A recent issue of Knowledge@Wharton had a review of The Art of Woo: Using Strategic Persuasion to Sell Your Ideas by Wharton professors Richard Shell and Mario Moussa. The authors describe a simple 4-step approach to selling your ideas – 1.Survey the situation, 2.Confront Barriers, 3.Make your Pitch, 4.Follow-up on Commitments.

What attracted my attention and helped me relate to what the authors had to say was that these four steps are not very different from another (almost) 4-step process that I use everyday, the Software Development Lifecycle – Analyze, Design, Implement, and Maintain. The similarity seems to point to the possibility that, like building complex software, idea-selling or influence is an art that can be mastered by following a simple process.

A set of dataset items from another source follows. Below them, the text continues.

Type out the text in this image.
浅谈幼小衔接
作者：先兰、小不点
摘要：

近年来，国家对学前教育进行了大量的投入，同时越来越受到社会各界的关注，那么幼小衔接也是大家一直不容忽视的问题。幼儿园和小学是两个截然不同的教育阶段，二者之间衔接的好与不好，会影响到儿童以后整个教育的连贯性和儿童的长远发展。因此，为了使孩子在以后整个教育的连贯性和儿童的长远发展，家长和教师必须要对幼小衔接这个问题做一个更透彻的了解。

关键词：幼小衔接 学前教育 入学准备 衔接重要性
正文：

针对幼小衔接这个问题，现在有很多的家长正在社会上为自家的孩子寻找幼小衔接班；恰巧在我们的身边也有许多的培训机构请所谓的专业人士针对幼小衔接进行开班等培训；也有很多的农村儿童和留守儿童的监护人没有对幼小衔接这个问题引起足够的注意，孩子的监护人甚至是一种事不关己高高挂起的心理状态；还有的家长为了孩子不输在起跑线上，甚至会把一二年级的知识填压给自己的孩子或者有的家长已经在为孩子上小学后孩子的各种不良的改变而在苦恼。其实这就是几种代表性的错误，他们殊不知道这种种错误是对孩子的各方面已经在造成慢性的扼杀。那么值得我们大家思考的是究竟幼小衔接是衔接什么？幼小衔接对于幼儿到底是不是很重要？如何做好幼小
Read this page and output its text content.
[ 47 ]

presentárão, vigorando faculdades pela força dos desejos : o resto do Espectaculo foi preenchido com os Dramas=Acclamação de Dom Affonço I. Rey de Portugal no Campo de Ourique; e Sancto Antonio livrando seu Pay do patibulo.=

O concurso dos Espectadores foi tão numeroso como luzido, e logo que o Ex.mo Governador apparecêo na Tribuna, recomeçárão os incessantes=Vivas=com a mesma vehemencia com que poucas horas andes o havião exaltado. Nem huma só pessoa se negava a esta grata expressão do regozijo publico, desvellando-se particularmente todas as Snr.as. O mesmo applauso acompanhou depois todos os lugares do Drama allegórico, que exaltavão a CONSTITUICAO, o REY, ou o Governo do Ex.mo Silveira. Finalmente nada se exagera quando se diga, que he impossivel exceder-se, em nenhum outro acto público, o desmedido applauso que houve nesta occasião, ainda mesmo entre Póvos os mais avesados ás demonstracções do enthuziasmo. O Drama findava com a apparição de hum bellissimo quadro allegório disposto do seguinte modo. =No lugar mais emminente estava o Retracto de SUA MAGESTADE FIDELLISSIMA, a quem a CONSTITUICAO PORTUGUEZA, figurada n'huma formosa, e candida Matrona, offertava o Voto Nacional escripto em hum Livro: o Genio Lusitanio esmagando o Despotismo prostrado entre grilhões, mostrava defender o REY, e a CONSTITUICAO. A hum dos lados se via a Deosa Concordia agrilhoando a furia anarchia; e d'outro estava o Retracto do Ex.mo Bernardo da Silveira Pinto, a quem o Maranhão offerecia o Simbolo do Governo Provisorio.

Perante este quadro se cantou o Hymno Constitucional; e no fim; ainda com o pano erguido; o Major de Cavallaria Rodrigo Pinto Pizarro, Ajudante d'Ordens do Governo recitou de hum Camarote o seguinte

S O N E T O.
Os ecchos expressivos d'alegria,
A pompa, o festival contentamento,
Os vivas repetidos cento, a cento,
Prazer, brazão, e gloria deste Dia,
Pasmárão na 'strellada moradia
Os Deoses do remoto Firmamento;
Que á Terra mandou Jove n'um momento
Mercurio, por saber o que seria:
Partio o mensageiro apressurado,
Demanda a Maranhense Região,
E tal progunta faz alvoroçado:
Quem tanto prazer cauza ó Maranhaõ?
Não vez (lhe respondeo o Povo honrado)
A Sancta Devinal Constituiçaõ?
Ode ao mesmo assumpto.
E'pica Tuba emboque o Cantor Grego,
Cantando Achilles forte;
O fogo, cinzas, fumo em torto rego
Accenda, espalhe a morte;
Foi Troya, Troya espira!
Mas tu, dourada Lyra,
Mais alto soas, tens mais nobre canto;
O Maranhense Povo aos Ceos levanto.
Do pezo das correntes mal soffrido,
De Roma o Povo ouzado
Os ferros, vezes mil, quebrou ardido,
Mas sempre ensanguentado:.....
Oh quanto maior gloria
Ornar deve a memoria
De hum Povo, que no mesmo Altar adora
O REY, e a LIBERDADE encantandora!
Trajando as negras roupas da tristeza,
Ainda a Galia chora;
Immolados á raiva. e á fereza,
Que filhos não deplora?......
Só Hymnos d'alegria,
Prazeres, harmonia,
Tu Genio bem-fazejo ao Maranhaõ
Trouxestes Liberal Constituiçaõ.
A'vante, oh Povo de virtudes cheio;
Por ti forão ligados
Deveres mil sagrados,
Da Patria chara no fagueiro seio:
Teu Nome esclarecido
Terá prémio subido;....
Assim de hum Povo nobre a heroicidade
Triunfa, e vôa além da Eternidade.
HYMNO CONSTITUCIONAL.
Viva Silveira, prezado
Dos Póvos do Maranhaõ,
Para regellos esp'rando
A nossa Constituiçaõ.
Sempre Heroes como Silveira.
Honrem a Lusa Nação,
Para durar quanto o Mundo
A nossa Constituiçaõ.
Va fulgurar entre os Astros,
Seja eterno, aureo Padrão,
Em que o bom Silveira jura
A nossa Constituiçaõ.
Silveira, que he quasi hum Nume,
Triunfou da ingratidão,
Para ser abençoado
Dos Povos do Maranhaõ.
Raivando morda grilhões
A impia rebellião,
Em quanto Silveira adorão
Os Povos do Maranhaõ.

The study, think, act, follow-up process is one of those abstract universal patterns. You can use this process to achieve just about any goal, provided you know the specifics of the particular goal that you wish to achieve. ‘The Art of Woo’ seems to get right to the specifics – the 6 channels, 5 barriers, 4 styles, 3 mistakes.

The first chapter of the book is available online. I'll have to wait till the next purchase cycle at the library to get a hardcopy though. Meanwhile, I came across this BW article - The Art of the Ask - that deals with the closely related topic of how to get people to put their money into your idea.